En la reciente reunión de ministros europeos de Exteriores, celebrada en España, se pospusieron las propuestas para el reconocimiento de un Estado palestino, para la celebración de elecciones palestinas y para una nueva conferencia de paz sobre Oriente Próximo, siguiendo el consejo de Estados Unidos. El Gobierno de Bush ha dado a Sharon el poder de veto sobre la propia política norteamericana: ¿también los europeos aceptan ese sometimiento? Los europeos rechazaron la vana idea de que Arafat debía ser eliminado, pero no han ejercido ninguna presión efectiva sobre Israel para que cambie de comportamiento. La Unión Europea es el mayor socio comercial de Israel. (Una cosa es Masada, y el déficit del comercio exterior otra muy distinta.) A la UE se le debe una indemnización por la destrucción a manos de Israel de la infraestructura palestina pagada por ella. Los ciudadanos de Israel viajan libremente a los países de la UE, mientras que los palestinos tienen dificultades para moverse dentro de su propio país. Los ejércitos de la UE mantienen relaciones con el de Israel, que actúa en Cisjordania como las tropas de Milosevic en Kosovo. ¿Carecen verdaderamente los europeos de la capacidad de convencer a Israel de que su política tiene un coste?

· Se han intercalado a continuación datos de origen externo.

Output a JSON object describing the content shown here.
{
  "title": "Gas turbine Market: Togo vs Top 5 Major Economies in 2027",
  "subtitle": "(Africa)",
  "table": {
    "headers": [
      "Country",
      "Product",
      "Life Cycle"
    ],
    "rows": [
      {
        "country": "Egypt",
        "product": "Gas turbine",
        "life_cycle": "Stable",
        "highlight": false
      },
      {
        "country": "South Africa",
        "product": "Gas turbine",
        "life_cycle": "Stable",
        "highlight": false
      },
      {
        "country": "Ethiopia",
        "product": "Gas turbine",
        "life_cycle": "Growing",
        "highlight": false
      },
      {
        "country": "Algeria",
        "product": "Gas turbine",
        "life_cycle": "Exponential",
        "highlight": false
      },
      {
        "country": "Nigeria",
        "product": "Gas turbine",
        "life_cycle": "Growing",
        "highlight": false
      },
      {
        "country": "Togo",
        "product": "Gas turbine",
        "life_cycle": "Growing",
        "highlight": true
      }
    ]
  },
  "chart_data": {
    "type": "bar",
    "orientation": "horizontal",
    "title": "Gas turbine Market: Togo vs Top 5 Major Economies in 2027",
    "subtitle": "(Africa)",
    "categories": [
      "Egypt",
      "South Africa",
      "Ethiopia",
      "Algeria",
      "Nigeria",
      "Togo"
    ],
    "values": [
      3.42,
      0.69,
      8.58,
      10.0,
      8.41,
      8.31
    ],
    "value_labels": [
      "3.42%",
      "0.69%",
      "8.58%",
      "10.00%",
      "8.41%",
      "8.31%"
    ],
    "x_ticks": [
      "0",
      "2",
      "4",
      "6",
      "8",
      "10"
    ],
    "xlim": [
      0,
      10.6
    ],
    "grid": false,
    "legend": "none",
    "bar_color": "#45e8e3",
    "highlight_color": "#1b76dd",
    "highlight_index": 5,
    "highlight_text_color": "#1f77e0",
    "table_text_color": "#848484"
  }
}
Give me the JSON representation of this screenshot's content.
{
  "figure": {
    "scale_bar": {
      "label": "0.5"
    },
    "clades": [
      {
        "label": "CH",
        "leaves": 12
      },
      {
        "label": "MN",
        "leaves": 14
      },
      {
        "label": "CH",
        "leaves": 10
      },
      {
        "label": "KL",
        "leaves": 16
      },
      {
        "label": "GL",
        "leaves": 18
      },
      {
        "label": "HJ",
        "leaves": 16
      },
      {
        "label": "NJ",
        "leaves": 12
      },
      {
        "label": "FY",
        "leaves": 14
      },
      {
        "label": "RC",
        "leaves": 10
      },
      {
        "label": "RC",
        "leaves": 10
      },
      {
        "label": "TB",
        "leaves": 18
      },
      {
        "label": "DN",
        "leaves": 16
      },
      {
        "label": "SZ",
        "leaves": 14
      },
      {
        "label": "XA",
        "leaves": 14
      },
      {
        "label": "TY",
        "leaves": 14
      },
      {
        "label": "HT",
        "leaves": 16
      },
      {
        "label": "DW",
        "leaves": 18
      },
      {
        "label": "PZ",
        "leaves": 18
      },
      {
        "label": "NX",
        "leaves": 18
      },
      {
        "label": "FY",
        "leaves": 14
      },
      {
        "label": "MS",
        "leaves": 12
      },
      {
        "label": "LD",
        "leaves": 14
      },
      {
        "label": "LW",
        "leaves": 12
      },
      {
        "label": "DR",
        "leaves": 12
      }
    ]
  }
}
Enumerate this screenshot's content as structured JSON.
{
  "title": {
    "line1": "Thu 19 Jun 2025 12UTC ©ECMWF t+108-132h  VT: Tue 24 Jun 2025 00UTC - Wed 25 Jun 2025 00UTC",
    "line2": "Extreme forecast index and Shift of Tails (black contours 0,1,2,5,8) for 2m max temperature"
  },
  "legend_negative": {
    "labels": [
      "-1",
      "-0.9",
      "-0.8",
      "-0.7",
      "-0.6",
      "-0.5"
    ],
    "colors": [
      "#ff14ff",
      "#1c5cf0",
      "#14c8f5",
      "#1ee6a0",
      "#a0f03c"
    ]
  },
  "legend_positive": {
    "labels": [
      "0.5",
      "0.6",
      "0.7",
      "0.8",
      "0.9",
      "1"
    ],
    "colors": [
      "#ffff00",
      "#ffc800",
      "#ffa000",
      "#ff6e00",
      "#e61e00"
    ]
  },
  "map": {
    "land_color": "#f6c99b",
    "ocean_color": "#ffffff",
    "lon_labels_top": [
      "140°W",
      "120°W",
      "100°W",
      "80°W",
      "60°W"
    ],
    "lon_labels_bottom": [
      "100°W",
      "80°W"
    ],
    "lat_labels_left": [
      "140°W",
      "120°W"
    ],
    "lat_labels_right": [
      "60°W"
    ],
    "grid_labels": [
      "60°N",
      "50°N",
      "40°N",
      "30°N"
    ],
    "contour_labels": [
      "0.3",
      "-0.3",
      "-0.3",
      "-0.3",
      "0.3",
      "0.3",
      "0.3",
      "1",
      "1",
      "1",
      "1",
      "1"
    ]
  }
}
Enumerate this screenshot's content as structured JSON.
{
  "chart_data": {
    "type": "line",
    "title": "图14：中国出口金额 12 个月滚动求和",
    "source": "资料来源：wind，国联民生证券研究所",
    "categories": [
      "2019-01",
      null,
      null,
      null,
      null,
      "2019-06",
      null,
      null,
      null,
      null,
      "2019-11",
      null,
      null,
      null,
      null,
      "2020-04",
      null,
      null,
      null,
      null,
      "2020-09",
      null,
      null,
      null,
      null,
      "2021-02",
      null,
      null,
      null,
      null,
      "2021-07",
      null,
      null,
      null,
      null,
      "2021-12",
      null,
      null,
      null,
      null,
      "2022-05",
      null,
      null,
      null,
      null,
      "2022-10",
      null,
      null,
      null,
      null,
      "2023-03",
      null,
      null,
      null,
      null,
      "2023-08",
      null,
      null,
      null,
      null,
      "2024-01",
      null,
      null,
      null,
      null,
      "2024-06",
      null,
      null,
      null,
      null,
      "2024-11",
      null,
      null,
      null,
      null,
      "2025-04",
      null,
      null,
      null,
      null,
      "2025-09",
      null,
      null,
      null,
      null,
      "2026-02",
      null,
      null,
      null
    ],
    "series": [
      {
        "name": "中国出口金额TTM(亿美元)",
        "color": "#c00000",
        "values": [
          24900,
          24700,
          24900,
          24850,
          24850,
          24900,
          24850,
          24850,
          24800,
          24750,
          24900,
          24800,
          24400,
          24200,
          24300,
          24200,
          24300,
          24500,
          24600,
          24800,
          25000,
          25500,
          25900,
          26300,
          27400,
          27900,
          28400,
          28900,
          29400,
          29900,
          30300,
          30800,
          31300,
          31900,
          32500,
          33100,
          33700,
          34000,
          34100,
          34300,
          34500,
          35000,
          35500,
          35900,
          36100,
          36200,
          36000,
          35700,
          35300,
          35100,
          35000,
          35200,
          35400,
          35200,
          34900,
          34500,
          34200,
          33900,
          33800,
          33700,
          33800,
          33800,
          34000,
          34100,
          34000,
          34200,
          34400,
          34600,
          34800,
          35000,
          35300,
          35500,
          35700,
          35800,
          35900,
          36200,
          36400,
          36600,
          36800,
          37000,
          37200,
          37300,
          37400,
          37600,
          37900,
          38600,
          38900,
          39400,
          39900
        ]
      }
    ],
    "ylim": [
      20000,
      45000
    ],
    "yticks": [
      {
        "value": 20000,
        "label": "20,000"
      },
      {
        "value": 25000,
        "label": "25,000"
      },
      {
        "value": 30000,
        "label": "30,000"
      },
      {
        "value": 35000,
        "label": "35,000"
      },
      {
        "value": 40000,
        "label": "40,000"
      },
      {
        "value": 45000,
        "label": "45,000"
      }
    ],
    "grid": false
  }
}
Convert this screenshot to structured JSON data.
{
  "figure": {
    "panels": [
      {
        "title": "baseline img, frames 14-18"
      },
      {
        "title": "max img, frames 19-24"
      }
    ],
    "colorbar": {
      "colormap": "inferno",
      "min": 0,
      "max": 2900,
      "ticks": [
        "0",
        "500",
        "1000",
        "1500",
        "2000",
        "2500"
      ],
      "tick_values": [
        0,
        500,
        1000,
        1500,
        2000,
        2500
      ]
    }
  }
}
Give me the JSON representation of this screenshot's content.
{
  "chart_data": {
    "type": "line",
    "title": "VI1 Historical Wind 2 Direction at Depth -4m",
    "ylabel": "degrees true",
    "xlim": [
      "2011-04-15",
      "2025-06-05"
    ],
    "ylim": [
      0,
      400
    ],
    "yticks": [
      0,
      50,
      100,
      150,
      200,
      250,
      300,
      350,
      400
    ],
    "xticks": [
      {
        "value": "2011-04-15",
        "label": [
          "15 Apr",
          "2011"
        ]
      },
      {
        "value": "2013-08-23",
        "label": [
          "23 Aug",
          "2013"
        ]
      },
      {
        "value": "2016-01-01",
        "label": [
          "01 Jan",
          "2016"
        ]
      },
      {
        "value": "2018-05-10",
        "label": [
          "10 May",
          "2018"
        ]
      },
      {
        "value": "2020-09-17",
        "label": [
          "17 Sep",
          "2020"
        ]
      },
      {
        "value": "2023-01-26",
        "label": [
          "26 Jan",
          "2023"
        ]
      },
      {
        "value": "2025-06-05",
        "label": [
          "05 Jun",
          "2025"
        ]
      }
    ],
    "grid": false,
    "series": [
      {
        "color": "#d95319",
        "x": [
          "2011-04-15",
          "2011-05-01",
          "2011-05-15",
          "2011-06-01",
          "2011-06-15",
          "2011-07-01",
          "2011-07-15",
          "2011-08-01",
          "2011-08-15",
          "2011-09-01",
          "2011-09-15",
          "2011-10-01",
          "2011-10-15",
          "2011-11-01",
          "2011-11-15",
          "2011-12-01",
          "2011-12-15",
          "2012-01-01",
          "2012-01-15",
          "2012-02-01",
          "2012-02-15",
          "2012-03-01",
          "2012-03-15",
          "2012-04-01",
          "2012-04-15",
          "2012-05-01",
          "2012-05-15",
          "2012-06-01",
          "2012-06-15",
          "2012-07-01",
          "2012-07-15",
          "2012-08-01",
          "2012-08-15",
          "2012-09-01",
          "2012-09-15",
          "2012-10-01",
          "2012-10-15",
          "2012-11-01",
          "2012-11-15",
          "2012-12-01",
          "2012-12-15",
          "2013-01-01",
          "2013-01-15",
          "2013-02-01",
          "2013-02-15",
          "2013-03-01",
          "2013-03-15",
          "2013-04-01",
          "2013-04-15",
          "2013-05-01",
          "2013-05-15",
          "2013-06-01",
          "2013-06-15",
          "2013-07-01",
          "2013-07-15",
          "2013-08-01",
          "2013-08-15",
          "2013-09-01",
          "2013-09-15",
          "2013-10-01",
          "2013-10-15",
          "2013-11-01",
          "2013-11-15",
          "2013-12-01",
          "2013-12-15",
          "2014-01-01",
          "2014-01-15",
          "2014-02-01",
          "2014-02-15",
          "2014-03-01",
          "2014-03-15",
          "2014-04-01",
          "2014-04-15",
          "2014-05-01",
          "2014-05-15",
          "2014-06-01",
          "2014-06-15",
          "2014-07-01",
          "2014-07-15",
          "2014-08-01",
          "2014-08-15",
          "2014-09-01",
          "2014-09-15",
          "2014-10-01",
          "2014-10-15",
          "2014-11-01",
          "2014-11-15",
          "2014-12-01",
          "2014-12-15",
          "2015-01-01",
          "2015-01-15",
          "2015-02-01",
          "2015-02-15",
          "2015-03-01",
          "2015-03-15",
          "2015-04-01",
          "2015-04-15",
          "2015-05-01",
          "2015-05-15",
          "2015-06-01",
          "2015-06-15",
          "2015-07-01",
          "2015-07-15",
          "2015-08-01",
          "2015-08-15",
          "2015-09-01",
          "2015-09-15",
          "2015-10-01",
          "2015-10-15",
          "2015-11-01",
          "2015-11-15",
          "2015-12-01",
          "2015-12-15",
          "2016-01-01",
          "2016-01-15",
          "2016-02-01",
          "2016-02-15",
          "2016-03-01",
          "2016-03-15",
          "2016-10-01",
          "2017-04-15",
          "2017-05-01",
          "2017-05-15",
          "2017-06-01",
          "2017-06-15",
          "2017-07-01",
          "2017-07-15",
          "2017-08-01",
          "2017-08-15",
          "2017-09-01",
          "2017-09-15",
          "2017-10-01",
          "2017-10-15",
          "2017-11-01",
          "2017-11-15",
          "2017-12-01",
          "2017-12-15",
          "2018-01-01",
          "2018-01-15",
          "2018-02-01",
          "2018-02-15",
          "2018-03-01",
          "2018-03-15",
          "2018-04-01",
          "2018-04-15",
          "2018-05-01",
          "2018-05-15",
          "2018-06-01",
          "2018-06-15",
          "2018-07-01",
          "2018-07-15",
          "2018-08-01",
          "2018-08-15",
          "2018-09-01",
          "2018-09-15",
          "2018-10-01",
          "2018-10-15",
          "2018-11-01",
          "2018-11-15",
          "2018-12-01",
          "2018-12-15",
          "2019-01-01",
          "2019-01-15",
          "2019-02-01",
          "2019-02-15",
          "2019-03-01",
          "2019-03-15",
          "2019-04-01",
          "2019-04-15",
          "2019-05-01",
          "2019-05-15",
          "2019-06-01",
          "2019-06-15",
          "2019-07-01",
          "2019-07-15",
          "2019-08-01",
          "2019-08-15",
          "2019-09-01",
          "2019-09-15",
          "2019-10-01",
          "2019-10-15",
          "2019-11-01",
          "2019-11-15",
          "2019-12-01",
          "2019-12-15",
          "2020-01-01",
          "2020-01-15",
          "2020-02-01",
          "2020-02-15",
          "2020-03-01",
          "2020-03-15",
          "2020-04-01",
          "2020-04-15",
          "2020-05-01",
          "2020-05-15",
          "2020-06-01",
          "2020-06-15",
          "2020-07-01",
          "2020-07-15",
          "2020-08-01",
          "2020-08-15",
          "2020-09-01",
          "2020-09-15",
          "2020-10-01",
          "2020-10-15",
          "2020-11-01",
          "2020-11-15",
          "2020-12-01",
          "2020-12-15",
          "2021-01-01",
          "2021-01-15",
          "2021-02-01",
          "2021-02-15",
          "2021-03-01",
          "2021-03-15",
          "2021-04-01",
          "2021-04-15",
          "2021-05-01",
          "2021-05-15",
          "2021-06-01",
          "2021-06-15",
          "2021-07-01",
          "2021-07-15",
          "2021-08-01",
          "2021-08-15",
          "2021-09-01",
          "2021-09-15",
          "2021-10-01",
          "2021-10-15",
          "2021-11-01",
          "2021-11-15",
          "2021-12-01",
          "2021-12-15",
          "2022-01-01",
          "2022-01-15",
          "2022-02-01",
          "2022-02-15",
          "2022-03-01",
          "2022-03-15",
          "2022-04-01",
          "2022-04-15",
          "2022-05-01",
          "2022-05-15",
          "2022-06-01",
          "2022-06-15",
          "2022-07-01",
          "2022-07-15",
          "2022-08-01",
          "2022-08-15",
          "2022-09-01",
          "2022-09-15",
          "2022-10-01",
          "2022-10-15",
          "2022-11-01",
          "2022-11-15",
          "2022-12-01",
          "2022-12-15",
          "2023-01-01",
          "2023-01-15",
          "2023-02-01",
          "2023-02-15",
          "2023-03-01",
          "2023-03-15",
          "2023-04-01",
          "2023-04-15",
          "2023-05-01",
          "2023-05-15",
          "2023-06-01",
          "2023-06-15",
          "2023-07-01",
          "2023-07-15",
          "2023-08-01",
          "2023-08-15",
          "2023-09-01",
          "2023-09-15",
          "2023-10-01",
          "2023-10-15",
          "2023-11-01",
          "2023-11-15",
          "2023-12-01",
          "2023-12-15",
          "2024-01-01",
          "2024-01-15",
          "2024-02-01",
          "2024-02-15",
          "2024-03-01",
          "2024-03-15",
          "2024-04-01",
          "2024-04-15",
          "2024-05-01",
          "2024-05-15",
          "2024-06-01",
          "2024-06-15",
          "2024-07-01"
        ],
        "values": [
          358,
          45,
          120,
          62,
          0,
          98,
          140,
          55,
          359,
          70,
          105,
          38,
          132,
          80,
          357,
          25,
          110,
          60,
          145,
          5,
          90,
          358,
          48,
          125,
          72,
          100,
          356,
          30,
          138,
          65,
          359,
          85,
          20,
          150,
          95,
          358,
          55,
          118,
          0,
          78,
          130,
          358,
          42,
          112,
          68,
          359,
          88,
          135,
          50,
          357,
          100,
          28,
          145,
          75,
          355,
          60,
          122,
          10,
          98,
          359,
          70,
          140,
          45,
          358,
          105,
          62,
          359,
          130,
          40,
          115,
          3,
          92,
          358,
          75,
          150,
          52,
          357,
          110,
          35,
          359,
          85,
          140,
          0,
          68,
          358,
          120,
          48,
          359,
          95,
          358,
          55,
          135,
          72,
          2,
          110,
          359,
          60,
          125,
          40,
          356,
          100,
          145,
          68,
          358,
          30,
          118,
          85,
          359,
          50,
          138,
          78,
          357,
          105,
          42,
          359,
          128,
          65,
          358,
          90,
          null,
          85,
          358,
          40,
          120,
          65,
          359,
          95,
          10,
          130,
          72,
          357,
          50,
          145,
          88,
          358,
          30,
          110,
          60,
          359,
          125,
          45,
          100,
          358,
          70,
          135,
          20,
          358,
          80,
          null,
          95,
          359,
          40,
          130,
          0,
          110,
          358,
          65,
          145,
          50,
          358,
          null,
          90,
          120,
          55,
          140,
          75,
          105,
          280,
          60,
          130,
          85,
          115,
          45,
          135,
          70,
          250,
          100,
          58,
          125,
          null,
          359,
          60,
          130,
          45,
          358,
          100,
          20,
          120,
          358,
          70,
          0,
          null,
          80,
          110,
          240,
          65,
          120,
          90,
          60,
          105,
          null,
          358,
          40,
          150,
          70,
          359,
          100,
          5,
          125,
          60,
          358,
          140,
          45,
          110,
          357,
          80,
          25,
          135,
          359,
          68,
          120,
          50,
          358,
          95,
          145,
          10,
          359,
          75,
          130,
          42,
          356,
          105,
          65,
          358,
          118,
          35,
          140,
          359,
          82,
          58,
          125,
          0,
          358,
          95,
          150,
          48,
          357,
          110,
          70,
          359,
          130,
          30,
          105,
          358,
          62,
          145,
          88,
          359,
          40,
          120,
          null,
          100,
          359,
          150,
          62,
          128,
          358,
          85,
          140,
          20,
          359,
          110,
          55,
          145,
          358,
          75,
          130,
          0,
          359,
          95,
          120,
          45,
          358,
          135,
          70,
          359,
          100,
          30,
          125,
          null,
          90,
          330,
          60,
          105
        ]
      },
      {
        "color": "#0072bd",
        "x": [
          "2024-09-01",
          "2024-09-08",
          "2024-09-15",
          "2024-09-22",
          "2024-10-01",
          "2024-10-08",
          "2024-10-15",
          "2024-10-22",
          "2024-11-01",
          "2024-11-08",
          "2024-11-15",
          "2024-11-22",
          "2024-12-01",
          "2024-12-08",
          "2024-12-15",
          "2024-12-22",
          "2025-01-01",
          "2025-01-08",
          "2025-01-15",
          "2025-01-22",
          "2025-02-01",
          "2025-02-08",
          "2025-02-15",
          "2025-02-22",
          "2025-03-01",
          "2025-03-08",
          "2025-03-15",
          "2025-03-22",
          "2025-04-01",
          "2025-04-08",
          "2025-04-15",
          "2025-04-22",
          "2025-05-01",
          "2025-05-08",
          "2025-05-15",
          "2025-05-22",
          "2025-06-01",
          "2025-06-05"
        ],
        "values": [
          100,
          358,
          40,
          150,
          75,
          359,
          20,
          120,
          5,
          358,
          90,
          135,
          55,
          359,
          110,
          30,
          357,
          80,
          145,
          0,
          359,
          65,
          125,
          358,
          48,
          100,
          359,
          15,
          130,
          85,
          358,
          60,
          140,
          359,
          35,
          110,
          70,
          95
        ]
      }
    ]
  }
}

Hay un número considerable de israelíes que se niegan a aceptar que la lección del holocausto sea que la moralidad en la política es una debilidad propia de sentimentales. Piensan, con razón, que una política darwiniana nos condena a todos a la noche moral eterna. Acogerían de buen grado una iniciativa europea inequívoca en Oriente Próximo. Incluso podría animar a los estadounidenses que critican la cínica explotación que Bush hace del conflicto, entre ellos muchos judíos, a abandonar su actual pasividad. Sería de ayuda resucitar los antiguos proyectos para la reconstrucción social y económica de Oriente Próximo. En ese contexto, se podría pedir a la comunidad judía estadounidense que hiciera su aportación para compensar a los árabes desplazados. Hay incontables iniciativas más que son plausibles, incluida la ampliación del papel de Naciones Unidas. La mera discusión acerca de una fuerza de paz internacional en Cisjordania tendría consecuencias positivas. Los europeos tienen recursos económicos y políticos que no han estado muy dispuestos a emplear. Por encima de todo, tienen que hacer un esfuerzo de imaginación moral y política. Cuando los autodenominados realistas engendran un aumento del caos y la muerte, una visión de transformación radical puede ser la más realista de las políticas.

Norman Birnbaum es catedrático emérito de la Universidad de Georgetown.